Com a promessa de que isso não aconteceria e um bico de três metros em seu lábio, a garota concordou com uma aula experimental que logo se tornara em uma matrícula, então em inscrição para testes em um time infantil de sua cidade e, por fim, um troféu quase maior que si quando ganharam a liga infantil porque pegara o pomo em uma manobra muito radical para uma criança de sua idade. Com dois dentes a menos, isso não impediu que abrisse um enorme sorriso para a foto que estampava a parede de sua sala, principalmente quando ainda fora presenteada com seu próprio telescópio por ter se dedicado tanto — o que valera mais do que o troféu, embora gostasse de vencer. Talvez não precisasse saber de onde havia vindo para ser feliz, talvez não quisesse que sua mãe biológica ainda estivesse por aí.
Mas o medo ainda a perseguia. Quando a hora de embarcar para Hogwarts chegou, sua mãe precisou secar muitas lágrimas e prometer que nada teria mudado quando fosse a hora de retornar para casa. Seu pai, por outro lado, disse que bastaria uma carta dizendo que queria voltar para que a trouxessem de volta. Vienna embarcou com muito pesar em seu coração, mas foi sem pesar nenhum que esqueceu todos seus medos quando começou a interagir com pessoas da sua idade. Era bastante extrovertida para alguém tão reservada — ou se forçava o suficiente para parecer — e Hogwarts ainda era um mundo a ser explorado. Quem sabe o que aprenderia no castelo?
DATA DE NASCIMENTO: Desconhecida, porém seus pais consideram o dia de sua adoção, sendo 01 de novembro de 2005.
IDADE: Vinte e um anos
LOCAL DE NASCIMENTO: Desconhecido
PAIS: Morwenna & Myndill Gregorovitch (adotivos)
STATUS SANGUÍNEO: Puro
VARINHA: Madeira de carpa com núcleo de pelo de unicórnio, ligeiramente flexível.
PATRONO: Tubarão leopardo
ESPELHO DE OJESED: Reflete sua própria imagem segurando a taça da Copa do Mundo de Quadribol
BICHO-PAPÃO: Toma a forma de seus pais dizendo que não é filha deles, nem mesmo considerada uma.
ANIMAL DE ESTIMAÇÃO: Perry, o pelúcio.
SEXUALIDADE: Heterossexual.
Apesar de sua natureza reservada, Vienna é conhecida por conversar com todo o tipo de gente em Hogwarts, apenas não é espalhafatosa sobre isso, por muitas vezes preferindo a discrição.

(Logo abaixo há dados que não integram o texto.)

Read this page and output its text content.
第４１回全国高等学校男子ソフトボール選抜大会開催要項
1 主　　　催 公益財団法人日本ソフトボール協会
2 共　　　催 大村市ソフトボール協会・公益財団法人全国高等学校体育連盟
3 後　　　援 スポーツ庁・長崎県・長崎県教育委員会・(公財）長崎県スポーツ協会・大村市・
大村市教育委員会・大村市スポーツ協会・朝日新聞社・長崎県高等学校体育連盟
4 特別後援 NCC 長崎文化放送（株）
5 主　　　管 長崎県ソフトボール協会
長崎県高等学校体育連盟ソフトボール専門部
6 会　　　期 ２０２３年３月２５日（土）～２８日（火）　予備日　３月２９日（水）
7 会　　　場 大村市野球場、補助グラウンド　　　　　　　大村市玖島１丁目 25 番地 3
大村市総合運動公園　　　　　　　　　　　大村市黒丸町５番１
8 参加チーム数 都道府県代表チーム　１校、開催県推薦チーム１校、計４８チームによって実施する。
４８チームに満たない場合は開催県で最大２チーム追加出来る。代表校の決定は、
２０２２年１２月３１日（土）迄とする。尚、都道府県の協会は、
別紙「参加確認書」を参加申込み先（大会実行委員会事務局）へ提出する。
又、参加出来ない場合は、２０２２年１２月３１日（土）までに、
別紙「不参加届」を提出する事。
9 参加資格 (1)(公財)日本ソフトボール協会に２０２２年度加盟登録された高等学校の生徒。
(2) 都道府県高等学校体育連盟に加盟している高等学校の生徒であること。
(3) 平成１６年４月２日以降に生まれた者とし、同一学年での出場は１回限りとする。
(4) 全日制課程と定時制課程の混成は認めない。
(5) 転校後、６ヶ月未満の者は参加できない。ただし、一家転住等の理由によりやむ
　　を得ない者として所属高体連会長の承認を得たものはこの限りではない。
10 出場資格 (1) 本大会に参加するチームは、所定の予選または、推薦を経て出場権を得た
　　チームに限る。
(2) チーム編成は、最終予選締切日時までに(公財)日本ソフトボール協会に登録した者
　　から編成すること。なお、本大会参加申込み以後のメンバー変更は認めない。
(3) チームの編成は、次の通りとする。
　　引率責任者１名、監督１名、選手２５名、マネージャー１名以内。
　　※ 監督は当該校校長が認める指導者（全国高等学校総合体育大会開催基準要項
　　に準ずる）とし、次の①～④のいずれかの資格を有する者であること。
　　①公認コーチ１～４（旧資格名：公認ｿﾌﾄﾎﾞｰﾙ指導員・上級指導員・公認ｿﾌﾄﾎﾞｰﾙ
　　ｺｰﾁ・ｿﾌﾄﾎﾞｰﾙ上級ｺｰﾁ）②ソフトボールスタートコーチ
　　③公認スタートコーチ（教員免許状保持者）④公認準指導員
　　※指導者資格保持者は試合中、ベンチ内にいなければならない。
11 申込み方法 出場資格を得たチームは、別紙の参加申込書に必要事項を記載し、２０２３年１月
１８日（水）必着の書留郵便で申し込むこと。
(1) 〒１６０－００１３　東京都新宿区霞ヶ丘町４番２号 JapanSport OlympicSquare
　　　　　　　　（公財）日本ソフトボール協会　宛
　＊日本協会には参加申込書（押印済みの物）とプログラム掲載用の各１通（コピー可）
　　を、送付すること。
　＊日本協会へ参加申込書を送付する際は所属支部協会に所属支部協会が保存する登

Mesmo mais velha, não perdeu sua natureza inquisitiva — o que era de se esperar com pais pesquisadores — e está sempre de mão erguida nas aulas, tentando entender melhor os limites do mundo mágico para saber como o desafiar. Teimosa e atrevida, não é raro que entre em discussões, utilizando qualquer recurso em suas mãos para poder vencê-las. Não aprecia estar em holofotes, mas não o recusa. Pressão é algo que normalmente faz com que trabalhe melhor. Extremamente leal, não poupa recursos em demonstrar seu carinho por pessoas próximas, seja em gestos ou por meio de palavras. Talvez seja por isso que possui um jeito natural para lidar com criaturas mágicas, como a mãe. Porém, basta ser magoada uma vez ou ter sua confiança traída para que mude da água para o vinho.
HEADCANNONS
Possui uma marca de nascença em formato de estrela na nuca, algo que só pode ser visto quando está de cabelo preso.
Em seu segundo ano, quando voltou das férias de inverno, trouxe consigo um pelúcio chamado Perry. Ele era um filhote resgatado por sua mãe, que não só lhe orientou a como cuidar do animal, como também enfrentou os trâmites legais para que pudesse mantê-lo.
Quebrou o pulso em um dos jogos de quadribol da sua infância e, mesmo tendo sido socorrida rápido, ainda faz um estalo sempre que mexe em determinada posição.
Possui um grande fascínio por trouxas, sempre consumindo algum entretenimento deles: livros, revistas, filmes, músicas...
Sabe muitos fatos aleatórios sobre astronomia e costuma soltá-los sem contexto em conversas.